In de media is de laatste tijd veel te doen over de scheiding van kalf en koe direct na de geboorte. De vraag of dit anders kan groeit. Vanuit de samenleving, maar ook van veehouders, zo bleek tijdens de online kennissessie ‘Kalf bij de koe’ op maandag 10 januari bij de Biokennisweek.

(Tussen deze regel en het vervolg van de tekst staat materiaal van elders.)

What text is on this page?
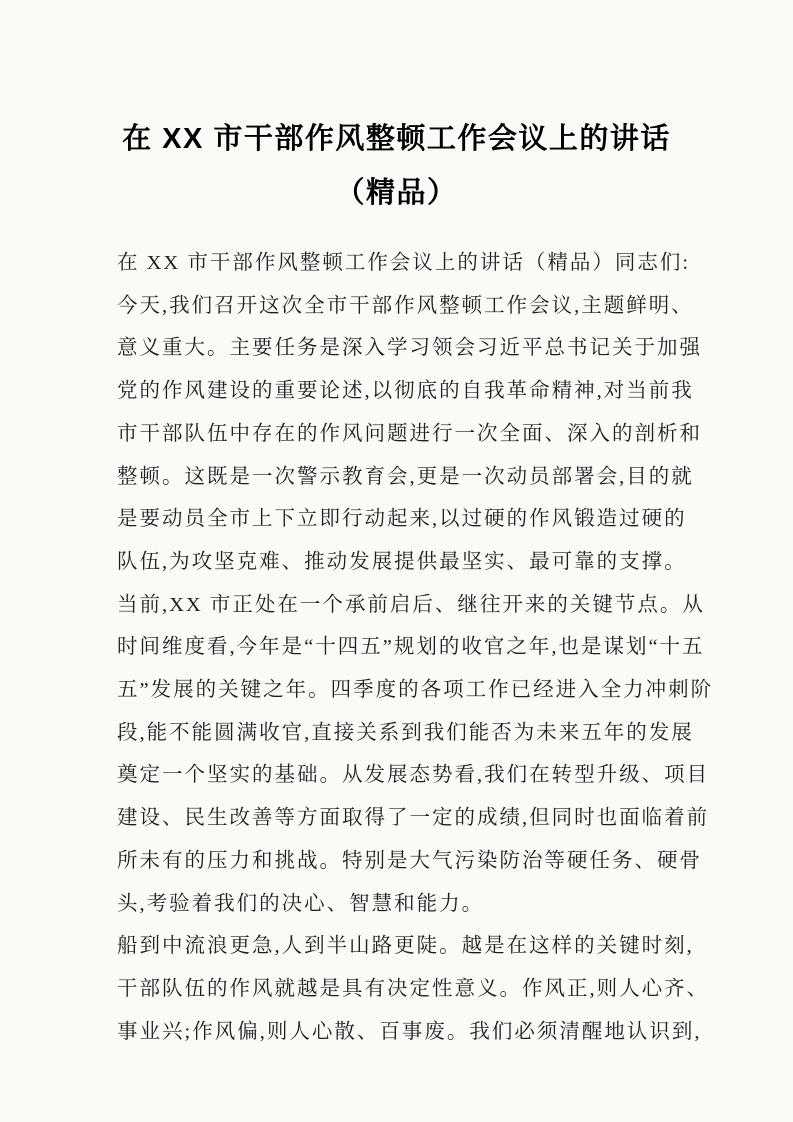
在 XX 市干部作风整顿工作会议上的讲话
（精品）
在 XX 市干部作风整顿工作会议上的讲话（精品）同志们:
今天,我们召开这次全市干部作风整顿工作会议,主题鲜明、
意义重大。主要任务是深入学习领会习近平总书记关于加强
党的作风建设的重要论述,以彻底的自我革命精神,对当前我
市干部队伍中存在的作风问题进行一次全面、深入的剖析和
整顿。这既是一次警示教育会,更是一次动员部署会,目的就
是要动员全市上下立即行动起来,以过硬的作风锻造过硬的
队伍,为攻坚克难、推动发展提供最坚实、最可靠的支撑。
当前,XX 市正处在一个承前启后、继往开来的关键节点。从
时间维度看,今年是“十四五”规划的收官之年,也是谋划“十五
五”发展的关键之年。四季度的各项工作已经进入全力冲刺阶
段,能不能圆满收官,直接关系到我们能否为未来五年的发展
奠定一个坚实的基础。从发展态势看,我们在转型升级、项目
建设、民生改善等方面取得了一定的成绩,但同时也面临着前
所未有的压力和挑战。特别是大气污染防治等硬任务、硬骨
头,考验着我们的决心、智慧和能力。
船到中流浪更急,人到半山路更陡。越是在这样的关键时刻,
干部队伍的作风就越是具有决定性意义。作风正,则人心齐、
事业兴;作风偏,则人心散、百事废。我们必须清醒地认识到,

Op dit moment zijn er in Nederland ongeveer 45 melkveehouders die de kalveren bij de koeien laten na de geboorte. Tijdens de kennissessie kwamen twee van hen aan het woord: Corné Ansems en Gerjo Koskamp. Ansems is gangbaar melkveehouder en op weg naar Beter Leven Keurmerk 3 sterren en natuurinclusief. Koskamp is biologisch dynamisch melkveehouder. Zij gaven de aanwezigen een kijkje in hun bedrijfsvoering.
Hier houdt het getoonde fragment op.